Seandainya rezim despotik Jokowi bekerja dengan benar dan memang punya kemampuan untuk bekerja, tak mungkin neraca APBN defisit terus sehingga harus melacurkan diri ke lembaga keuangan internasional untuk mencari pinjaman. Menkeu Sri Mulyani hanya bisa menaikkan pajak yang mencekik dan mengisap darah rakyat. Ketidakmampuan Sri Mulyani hanya puncak dari gunung es yang segera akan meledak. Akibat kebodohan ini rezim despotik Jokowi sudah menambah hutang yang jumlahnya fantastis. Di akhir pemerintahannya ditaksir utang negara akan mencapai 10.000 triliun !!!

Apa artinya? Bahwa setiap bayi yang lahir di bumi pertiwi sudah mendapatkan hutang sekian juta rupiah yang ditinggalkan rezim despotik Jokowi yang nirprestasi ini.

Puncak dari kegagalan, kebusukan dan kebiadaban rezim despotik Jokowi adalah rusaknya demokrasi. Hukum dilanggar, lembaga-lembaga hukum disalahgunakan, lembaga yang potensial jadi kendala seperti KPK dimatikan, dan rusaknya ruang publik karena mencuatnya perpecahan sesama anak bangsa akibat fitnah dan provokasi buzzer piaraan rezim di bawah asuhan Muldoko si Kakak Pembina.
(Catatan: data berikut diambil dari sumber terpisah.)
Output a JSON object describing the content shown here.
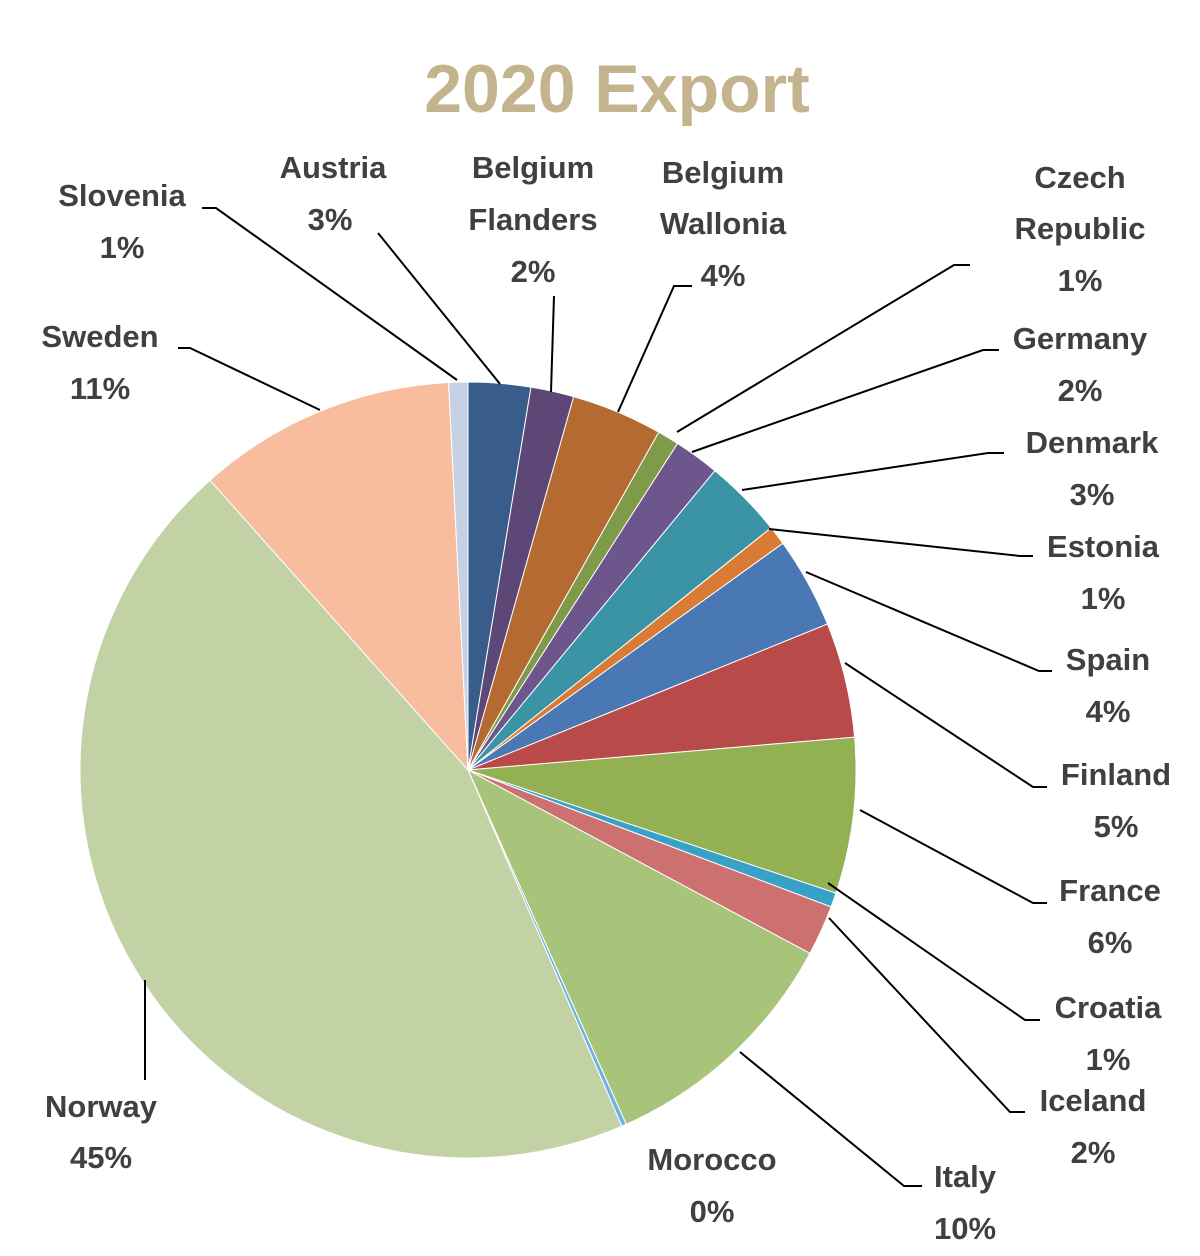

Para buzzer sengaja dipelihara oleh rezim despotik Jokowi untuk memuji dan menjilat rezim nirprestasi ini, melakukan provokasi dan intimidasi kepada anak bangsa yang berbeda pandangan politik, dan sebagai alat pengalih perhatian karena kegagalan rezim despotik Jokowi dalam memimpin negara.